Video review: "End of Watch"


File “End of Watch” under the list of best movies of 2012 that you probably haven’t seen … or maybe even heard of.

This terrific, gritty, and surprisingly funny portrait of a pair of LAPD officers patrolling South-Central Los Angeles is one of the best cop dramas in recent memory. Michael Peña and Jake Gyllenhaal play Mike and Brian, a pair of young cowboys who, as one boasts “get into more capers in a single deployment shift than most cops do in their entire career.”

Writer/director David Ayer fills his movie with lots of harrowing scenes of fistfights, gunplay and other brutality. Yet it’s the humanity of the relationship between these two guys that breathes life into the film. They crack jokes on each other, make fun of their ethnic heritage, and exchange advice about the women in their lives.

But when the gangbangers bring the heat, they instantly shift into soldier mode, becoming one mind with two guns. Ayer often films from a first-person perspective down the barrel of a pistol, putting the audience right in the thick of it.

America Ferrera, Anna Kendrick, Natalie Martinez, David Harbour and Frank Grillo make up an outstanding supporting cast as the fellow cops and family members who have to deal with the carnage left behind in the destructive duo’s wake.

The humor may strike some viewers as out of place, but the cast and crew show how it’s just part of their defense mechanism the cops use to keep from going crazy. Some of the scenes they encounter are just horrendous and traumatizing. Cutting up is how they get by.

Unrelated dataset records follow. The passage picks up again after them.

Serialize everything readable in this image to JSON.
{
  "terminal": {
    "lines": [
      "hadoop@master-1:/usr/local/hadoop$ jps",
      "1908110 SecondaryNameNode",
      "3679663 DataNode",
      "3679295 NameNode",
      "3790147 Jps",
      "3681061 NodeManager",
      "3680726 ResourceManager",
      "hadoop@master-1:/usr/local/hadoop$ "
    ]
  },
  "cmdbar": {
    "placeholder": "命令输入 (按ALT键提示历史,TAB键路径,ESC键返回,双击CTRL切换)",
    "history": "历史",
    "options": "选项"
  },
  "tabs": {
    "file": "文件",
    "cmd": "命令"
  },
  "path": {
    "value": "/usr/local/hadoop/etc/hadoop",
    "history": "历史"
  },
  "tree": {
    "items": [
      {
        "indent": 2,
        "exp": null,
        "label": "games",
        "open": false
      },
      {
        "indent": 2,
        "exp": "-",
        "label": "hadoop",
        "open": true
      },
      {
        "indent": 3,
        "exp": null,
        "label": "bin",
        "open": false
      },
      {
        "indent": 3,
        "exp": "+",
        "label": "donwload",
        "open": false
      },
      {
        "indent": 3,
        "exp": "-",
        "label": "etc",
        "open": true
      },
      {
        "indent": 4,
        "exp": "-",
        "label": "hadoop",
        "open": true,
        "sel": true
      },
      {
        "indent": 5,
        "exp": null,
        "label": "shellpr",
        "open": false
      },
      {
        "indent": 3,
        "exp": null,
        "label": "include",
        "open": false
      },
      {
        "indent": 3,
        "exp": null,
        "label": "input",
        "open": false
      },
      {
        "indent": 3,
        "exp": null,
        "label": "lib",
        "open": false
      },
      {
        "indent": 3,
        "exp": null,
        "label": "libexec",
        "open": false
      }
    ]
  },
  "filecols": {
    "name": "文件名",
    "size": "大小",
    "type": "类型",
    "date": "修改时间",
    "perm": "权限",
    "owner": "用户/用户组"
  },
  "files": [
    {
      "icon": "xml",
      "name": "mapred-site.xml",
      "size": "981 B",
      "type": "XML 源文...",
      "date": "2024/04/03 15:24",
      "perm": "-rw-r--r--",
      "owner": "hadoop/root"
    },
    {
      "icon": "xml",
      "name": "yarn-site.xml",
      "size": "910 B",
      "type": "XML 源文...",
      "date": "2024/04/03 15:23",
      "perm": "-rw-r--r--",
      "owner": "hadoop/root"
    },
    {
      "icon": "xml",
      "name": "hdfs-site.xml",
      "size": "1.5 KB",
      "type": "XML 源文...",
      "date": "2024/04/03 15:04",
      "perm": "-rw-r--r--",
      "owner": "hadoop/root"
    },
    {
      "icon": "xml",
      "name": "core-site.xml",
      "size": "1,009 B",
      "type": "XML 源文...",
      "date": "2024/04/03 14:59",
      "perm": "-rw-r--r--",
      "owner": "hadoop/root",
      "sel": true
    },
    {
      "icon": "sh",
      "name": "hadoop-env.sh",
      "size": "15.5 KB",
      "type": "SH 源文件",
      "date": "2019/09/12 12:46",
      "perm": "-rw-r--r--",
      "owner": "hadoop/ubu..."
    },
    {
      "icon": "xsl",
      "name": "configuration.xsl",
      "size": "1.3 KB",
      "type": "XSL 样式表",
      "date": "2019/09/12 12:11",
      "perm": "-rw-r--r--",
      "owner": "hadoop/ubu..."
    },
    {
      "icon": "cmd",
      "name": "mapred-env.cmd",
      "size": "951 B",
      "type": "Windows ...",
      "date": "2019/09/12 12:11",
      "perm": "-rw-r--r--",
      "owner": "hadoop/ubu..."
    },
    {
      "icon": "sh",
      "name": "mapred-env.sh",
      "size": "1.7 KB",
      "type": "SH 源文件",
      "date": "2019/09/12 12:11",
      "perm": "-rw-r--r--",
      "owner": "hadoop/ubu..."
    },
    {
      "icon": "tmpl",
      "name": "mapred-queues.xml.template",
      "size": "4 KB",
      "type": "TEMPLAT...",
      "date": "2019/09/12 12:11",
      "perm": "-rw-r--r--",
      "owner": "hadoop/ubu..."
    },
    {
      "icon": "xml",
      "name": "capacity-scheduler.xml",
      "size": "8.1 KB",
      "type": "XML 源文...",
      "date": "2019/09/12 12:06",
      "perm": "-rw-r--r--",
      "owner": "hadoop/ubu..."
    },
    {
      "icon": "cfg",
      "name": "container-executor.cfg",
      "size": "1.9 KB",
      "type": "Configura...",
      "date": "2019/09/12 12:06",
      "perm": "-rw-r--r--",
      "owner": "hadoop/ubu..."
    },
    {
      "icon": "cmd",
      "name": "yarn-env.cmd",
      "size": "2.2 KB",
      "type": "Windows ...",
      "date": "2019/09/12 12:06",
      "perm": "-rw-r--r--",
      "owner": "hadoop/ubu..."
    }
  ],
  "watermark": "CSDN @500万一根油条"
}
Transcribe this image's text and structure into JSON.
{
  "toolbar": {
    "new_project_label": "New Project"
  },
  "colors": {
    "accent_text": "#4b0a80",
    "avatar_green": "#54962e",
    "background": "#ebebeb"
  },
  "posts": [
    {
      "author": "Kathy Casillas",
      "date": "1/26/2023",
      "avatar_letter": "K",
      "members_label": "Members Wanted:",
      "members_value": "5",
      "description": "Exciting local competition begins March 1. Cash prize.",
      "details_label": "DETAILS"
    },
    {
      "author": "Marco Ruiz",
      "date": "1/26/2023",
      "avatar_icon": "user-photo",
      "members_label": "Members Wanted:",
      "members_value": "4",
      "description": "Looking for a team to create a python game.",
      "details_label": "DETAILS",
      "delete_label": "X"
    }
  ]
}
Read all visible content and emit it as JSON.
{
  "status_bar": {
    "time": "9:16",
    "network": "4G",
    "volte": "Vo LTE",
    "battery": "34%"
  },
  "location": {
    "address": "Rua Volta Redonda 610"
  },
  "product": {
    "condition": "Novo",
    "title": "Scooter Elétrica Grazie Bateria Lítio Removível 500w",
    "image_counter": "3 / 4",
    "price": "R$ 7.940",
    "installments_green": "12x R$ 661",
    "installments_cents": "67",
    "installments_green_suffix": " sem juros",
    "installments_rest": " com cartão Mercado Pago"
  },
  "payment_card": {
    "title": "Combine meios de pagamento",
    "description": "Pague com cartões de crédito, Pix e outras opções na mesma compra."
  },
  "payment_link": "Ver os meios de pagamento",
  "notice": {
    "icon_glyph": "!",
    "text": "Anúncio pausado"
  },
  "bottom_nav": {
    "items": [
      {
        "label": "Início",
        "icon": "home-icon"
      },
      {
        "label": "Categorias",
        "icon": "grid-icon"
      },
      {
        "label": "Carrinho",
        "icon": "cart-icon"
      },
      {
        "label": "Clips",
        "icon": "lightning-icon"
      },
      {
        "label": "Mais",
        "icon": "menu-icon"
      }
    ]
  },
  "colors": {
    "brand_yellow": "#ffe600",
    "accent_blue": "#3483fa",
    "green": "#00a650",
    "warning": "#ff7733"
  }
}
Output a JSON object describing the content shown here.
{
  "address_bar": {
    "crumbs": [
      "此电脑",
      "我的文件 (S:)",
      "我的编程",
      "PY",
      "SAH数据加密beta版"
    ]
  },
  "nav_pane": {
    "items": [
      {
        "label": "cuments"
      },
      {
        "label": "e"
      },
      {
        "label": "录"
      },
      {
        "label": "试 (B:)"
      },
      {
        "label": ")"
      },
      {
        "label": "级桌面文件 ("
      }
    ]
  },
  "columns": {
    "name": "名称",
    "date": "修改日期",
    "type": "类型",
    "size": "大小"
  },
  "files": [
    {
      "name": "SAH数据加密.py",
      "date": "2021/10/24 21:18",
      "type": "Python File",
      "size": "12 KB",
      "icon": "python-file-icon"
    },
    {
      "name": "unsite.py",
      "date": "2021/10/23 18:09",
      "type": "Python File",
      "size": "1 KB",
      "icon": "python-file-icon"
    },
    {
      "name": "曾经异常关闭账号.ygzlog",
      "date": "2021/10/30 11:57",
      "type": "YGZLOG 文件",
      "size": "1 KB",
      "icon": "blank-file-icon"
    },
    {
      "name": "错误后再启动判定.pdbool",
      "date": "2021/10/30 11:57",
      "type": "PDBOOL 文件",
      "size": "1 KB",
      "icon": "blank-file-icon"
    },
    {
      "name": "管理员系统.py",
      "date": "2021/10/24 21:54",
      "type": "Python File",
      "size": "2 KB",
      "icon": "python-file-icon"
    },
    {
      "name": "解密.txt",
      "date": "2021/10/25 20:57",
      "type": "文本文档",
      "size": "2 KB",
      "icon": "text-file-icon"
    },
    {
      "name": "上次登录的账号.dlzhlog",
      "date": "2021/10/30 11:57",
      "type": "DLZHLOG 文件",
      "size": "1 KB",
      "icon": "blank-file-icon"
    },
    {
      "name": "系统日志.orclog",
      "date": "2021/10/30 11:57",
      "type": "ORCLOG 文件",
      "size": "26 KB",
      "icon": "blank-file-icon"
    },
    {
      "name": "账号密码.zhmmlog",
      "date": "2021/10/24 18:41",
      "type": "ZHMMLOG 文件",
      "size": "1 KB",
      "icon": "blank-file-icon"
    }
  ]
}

But don’t mistake all the laughing for a lack of sobriety. “End of Watch” is a serious examination of life on the thin blue line in one of the toughest beats in America. Especially revealing is a scene after the pair have been given awards for pulling kids out of a fire, and Brian asks Mike, “Do you feel like a hero?” The answer may surprise you.

Don’t miss this one.

Extra features, which are identical for Blu-ray and DVD editions, are a bit underwhelming. Director Ayer provides a feature-length commentary. Plus there are several deleted scenes, and a handful of rather short making-of featurettes.